例えば、個人が小売店でスマートフォンを使って支払いを行った瞬間に、どこで、何を買っていくら使い、近くには誰がいるかといった情報を提供することになる。こうしたデータが時系列で集められ、無数の他人のデータと一緒に解析されると、個人の嗜好や趣味、経済力、人間関係、広告への反応など、マーケティング上有効な情報を多数取り出すことが技術的に実現可能なはずだし、データの解析と利用の技術はまだまだ急速に進歩するだろう(やるべきことは分かっているのだし、儲かるのだから!)。

 キャッシュレス決済の情報を使って信用判断を行い、ローンビジネスを展開するアリババなどの中国企業の例が有名だが、古来、個人向けの金貸しは儲かるビジネスであり、こうしたビジネスで一気に優位に立てる魅力は大きい。

 もちろん、決済データは自社グループの商品の販売促進に役立つだろうし、ターゲットを絞った広告のためのデータとして外部に利用させる手もあるし、倫理的な問題はあるとしても個人データそのものを“売り物”にすることが可能だ。

個人は「欲望工学」に対抗できるか

 現在、既にスマートフォンやパソコンを通じて送られてくる「レコメンド」や、ターゲットを絞ってやってくる広告などを通じて購買行動に至っている人が多数いる、というよりもそうした働きかけに影響されていない人の方がまれになっている。

 筆者自身も、自動的に差し向けられた広告に反応して買った品物を身の周りにいくつも挙げることができる(全く自慢にならない話で情けないが、事実だ)。

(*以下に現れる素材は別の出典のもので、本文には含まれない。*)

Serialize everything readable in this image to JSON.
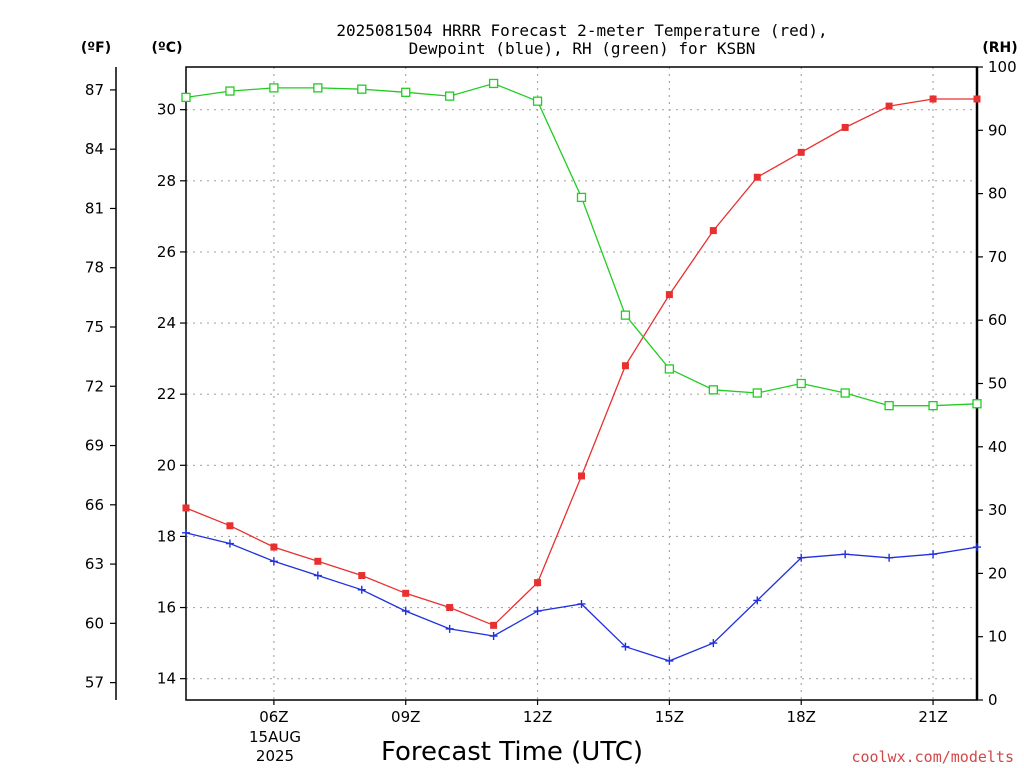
{
  "chart_data": {
    "type": "line",
    "title_line1": "2025081504 HRRR Forecast 2-meter Temperature (red),",
    "title_line2": "Dewpoint (blue), RH (green) for KSBN",
    "xlabel": "Forecast Time (UTC)",
    "credit": "coolwx.com/modelts",
    "unit_left_f": "(ºF)",
    "unit_left_c": "(ºC)",
    "unit_right": "(RH)",
    "date_label_day": "15AUG",
    "date_label_year": "2025",
    "x_hours": [
      4,
      5,
      6,
      7,
      8,
      9,
      10,
      11,
      12,
      13,
      14,
      15,
      16,
      17,
      18,
      19,
      20,
      21,
      22
    ],
    "x_ticks": [
      {
        "hour": 6,
        "label": "06Z"
      },
      {
        "hour": 9,
        "label": "09Z"
      },
      {
        "hour": 12,
        "label": "12Z"
      },
      {
        "hour": 15,
        "label": "15Z"
      },
      {
        "hour": 18,
        "label": "18Z"
      },
      {
        "hour": 21,
        "label": "21Z"
      }
    ],
    "xlim": [
      4,
      22
    ],
    "ylim_c": [
      13.4,
      31.2
    ],
    "ylim_f": [
      56.12,
      88.16
    ],
    "ylim_rh": [
      0,
      100
    ],
    "y_ticks_c": [
      14,
      16,
      18,
      20,
      22,
      24,
      26,
      28,
      30
    ],
    "y_ticks_f": [
      57,
      60,
      63,
      66,
      69,
      72,
      75,
      78,
      81,
      84,
      87
    ],
    "y_ticks_rh": [
      0,
      10,
      20,
      30,
      40,
      50,
      60,
      70,
      80,
      90,
      100
    ],
    "grid": true,
    "series": [
      {
        "name": "Temperature",
        "color": "#e83030",
        "marker": "filled-square",
        "axis": "c",
        "values": [
          18.8,
          18.3,
          17.7,
          17.3,
          16.9,
          16.4,
          16.0,
          15.5,
          16.7,
          19.7,
          22.8,
          24.8,
          26.6,
          28.1,
          28.8,
          29.5,
          30.1,
          30.3,
          30.3
        ]
      },
      {
        "name": "Dewpoint",
        "color": "#2030e0",
        "marker": "plus",
        "axis": "c",
        "values": [
          18.1,
          17.8,
          17.3,
          16.9,
          16.5,
          15.9,
          15.4,
          15.2,
          15.9,
          16.1,
          14.9,
          14.5,
          15.0,
          16.2,
          17.4,
          17.5,
          17.4,
          17.5,
          17.7
        ]
      },
      {
        "name": "RH",
        "color": "#22cc22",
        "marker": "open-square",
        "axis": "rh",
        "values": [
          95.2,
          96.2,
          96.7,
          96.7,
          96.5,
          96.0,
          95.4,
          97.4,
          94.6,
          79.4,
          60.8,
          52.3,
          49.0,
          48.5,
          50.0,
          48.5,
          46.5,
          46.5,
          46.8
        ]
      }
    ]
  }
}
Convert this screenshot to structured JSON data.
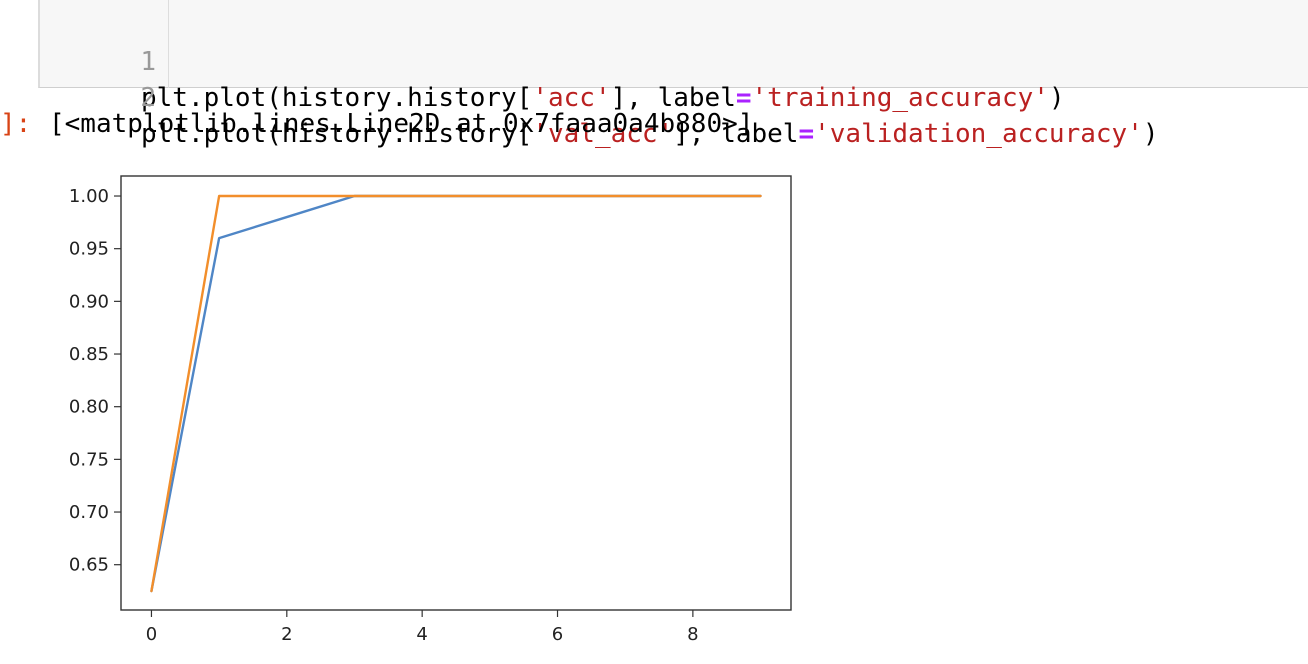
{
  "cell": {
    "lines": [
      {
        "number": "1",
        "prefix": "plt.plot(history.history[",
        "key": "'acc'",
        "mid": "], label",
        "eq": "=",
        "label": "'training_accuracy'",
        "suffix": ")"
      },
      {
        "number": "2",
        "prefix": "plt.plot(history.history[",
        "key": "'val_acc'",
        "mid": "], label",
        "eq": "=",
        "label": "'validation_accuracy'",
        "suffix": ")"
      }
    ]
  },
  "output": {
    "prompt": "]:",
    "text": "[<matplotlib.lines.Line2D at 0x7faaa0a4b880>]"
  },
  "chart_data": {
    "type": "line",
    "x": [
      0,
      1,
      2,
      3,
      4,
      5,
      6,
      7,
      8,
      9
    ],
    "series": [
      {
        "color": "#4f86c6",
        "values": [
          0.625,
          0.96,
          0.98,
          1.0,
          1.0,
          1.0,
          1.0,
          1.0,
          1.0,
          1.0
        ]
      },
      {
        "color": "#f28e2b",
        "values": [
          0.625,
          1.0,
          1.0,
          1.0,
          1.0,
          1.0,
          1.0,
          1.0,
          1.0,
          1.0
        ]
      }
    ],
    "xlim": [
      -0.45,
      9.45
    ],
    "ylim": [
      0.607,
      1.019
    ],
    "xticks": [
      0,
      2,
      4,
      6,
      8
    ],
    "yticks": [
      0.65,
      0.7,
      0.75,
      0.8,
      0.85,
      0.9,
      0.95,
      1.0
    ],
    "xtick_labels": [
      "0",
      "2",
      "4",
      "6",
      "8"
    ],
    "ytick_labels": [
      "0.65",
      "0.70",
      "0.75",
      "0.80",
      "0.85",
      "0.90",
      "0.95",
      "1.00"
    ],
    "grid": false,
    "legend": false
  }
}
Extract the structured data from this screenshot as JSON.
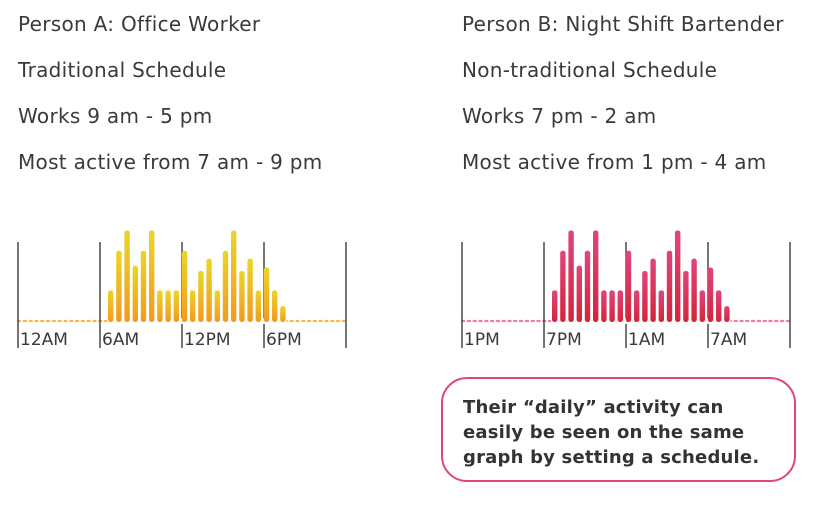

 今後、キャッシュレス決済が普及して、リアルの場の個人の行動が把握されるようになると、個人の欲望は今までとは桁違いの精度で把握されるだろうし、把握されるだけではなく作り出されるようにもなっていくだろう。

「情報欲望学」あるいは「欲望工学」とでも呼ぶべき技術は、これから飛躍的な進歩を遂げるはずだ。